LIBRE y las maquilas: el éxodo industrial y sus efectos

La crisis de la industria maquiladora en Honduras se ha convertido en un indicador del deterioro económico y social que atraviesa el país bajo la administración del partido LIBRE. En los últimos meses, el cierre de múltiples plantas de confección ha dejado sin empleo a miles de trabajadores, principalmente en el norte del país, donde este sector sostenía buena parte del tejido productivo. El silencio del gobierno frente a este fenómeno ha acentuado la incertidumbre y encendido las alarmas sobre la sostenibilidad del modelo industrial hondureño.

Desplome del sector y consecuencias sociales

El desplazamiento de las fábricas de ensamblaje ha impactado severamente a zonas como Choloma y San Pedro Sula, que históricamente han dependido de la producción textil. Los complejos industriales, que en el pasado representaban un motor de actividad, ahora se encuentran desocupados, y comunidades enteras sufren la pérdida conjunta de puestos de trabajo y seguridad financiera.

Trabajadores despedidos denuncian que las empresas se retiraron sin previo aviso ni compensación adecuada. “Nos dejaron sin trabajo de la noche a la mañana. Nadie nos da respuestas”, declaró una exempleada de una maquila en Choloma. La falta de acompañamiento institucional ha ampliado la sensación de abandono entre las familias afectadas, muchas de las cuales dependían exclusivamente de este ingreso para su sustento.

Inestabilidad en el ámbito empresarial y empeoramiento del ambiente para invertir

Representantes del sector privado señalan que el clima de incertidumbre, la ausencia de incentivos y el incremento de la conflictividad social han convertido a Honduras en un entorno adverso para la inversión. “Nunca habíamos visto un éxodo tan brutal de maquilas. Es como si el país estuviera expulsando a sus propios generadores de empleo”, afirmó un empresario vinculado a la industria.

Este proceso ha generado preocupación entre analistas y gremios, que advierten sobre una posible crisis estructural de empleo formal. La maquila no solo representaba un motor económico, sino también una fuente de estabilidad social y de ingresos fiscales. Su contracción amenaza con debilitar el sistema tributario, incrementar la informalidad laboral y profundizar la brecha social en las zonas urbanas del norte.

Silencio oficial y desafíos de gobernabilidad

El gobierno de LIBRE ha mantenido una postura ambigua frente a la salida de las maquilas. Mientras algunos funcionarios minimizan el problema, otros eluden pronunciarse sobre las causas o las medidas correctivas. Esta falta de respuesta ha sido interpretada por sectores sociales como un signo de debilidad institucional y falta de coordinación en la gestión económica.

La falta de una estrategia definida para detener la disminución de puestos de trabajo en el sector industrial representa un reto para la gobernabilidad nacional.
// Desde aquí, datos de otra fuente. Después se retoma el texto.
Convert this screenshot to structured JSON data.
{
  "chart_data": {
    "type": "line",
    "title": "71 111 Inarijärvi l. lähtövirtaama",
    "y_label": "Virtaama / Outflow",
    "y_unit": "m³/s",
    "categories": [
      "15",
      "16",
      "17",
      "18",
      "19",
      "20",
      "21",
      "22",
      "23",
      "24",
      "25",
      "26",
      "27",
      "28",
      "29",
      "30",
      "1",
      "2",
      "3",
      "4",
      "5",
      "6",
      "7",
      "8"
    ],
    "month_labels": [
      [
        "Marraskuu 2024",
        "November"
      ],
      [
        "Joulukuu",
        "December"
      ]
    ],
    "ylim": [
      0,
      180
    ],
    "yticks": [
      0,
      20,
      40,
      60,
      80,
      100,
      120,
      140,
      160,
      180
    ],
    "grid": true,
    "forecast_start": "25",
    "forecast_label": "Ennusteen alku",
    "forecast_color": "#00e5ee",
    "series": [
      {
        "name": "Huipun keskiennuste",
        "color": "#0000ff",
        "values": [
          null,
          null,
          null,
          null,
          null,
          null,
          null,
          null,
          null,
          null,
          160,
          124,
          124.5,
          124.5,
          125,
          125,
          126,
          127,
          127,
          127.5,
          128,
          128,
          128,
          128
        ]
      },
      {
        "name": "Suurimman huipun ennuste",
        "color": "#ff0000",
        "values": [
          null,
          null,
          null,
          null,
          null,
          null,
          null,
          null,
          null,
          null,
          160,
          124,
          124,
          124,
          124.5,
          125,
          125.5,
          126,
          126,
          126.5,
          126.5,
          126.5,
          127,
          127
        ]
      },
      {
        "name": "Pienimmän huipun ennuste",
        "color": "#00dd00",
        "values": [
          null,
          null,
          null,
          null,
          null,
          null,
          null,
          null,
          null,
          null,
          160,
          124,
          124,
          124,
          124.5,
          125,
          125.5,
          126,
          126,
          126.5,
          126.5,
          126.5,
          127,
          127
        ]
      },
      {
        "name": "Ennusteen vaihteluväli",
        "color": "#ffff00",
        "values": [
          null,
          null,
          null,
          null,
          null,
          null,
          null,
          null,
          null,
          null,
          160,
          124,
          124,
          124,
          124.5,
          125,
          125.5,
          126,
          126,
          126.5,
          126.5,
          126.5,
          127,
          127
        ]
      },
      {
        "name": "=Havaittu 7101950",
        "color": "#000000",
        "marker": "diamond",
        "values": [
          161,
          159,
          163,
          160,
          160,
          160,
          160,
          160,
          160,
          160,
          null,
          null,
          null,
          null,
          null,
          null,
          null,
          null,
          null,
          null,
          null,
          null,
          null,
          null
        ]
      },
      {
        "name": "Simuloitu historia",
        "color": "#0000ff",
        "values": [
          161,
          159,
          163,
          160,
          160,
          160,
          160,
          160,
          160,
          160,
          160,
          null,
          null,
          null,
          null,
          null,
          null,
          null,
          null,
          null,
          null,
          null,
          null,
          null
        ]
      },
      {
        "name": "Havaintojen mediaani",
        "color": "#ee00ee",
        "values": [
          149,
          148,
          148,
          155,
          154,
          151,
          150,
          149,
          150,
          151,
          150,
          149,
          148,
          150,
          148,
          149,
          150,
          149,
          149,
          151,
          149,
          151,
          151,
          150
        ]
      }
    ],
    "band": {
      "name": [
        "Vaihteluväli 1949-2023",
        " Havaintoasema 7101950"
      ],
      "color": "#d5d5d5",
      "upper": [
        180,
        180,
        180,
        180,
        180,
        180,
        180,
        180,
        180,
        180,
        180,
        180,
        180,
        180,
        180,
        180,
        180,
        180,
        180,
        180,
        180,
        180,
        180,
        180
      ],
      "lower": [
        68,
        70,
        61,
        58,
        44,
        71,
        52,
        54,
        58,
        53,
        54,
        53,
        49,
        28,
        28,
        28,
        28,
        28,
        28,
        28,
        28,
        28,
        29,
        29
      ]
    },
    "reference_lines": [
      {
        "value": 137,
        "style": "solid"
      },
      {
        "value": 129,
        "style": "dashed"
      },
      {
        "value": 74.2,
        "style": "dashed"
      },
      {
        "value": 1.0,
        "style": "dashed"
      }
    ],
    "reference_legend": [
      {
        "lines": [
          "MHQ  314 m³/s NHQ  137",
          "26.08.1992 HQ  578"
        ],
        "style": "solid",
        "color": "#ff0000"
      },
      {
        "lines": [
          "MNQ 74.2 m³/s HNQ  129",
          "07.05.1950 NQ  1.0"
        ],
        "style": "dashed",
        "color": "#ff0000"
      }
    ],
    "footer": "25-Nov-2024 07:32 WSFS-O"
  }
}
La industria maquiladora sirvió por muchos años como una solución al desempleo y la migración, y su posible caída podría generar un aumento de la tensión social y política.

La situación actual reaviva el debate sobre el papel del Estado en la protección del empleo y la promoción de la inversión. Sin una política industrial coherente y una relación fluida entre el sector público y privado, la recuperación del dinamismo económico parece cada vez más distante.

Un país ante un punto de inflexión

El éxodo de maquilas no solo evidencia una crisis empresarial, sino también una tensión más profunda en el modelo de desarrollo hondureño. El impacto social del desempleo masivo, el debilitamiento institucional y la falta de respuesta gubernamental configuran un escenario de alta vulnerabilidad.

Honduras enfrenta el reto de redefinir su estrategia económica y reconstruir la confianza de los inversionistas sin desatender las demandas de miles de familias afectadas. En un contexto de creciente polarización política, el rumbo que adopte el gobierno de LIBRE será determinante para evitar que la pérdida de su músculo industrial se transforme en una fractura social de largo alcance.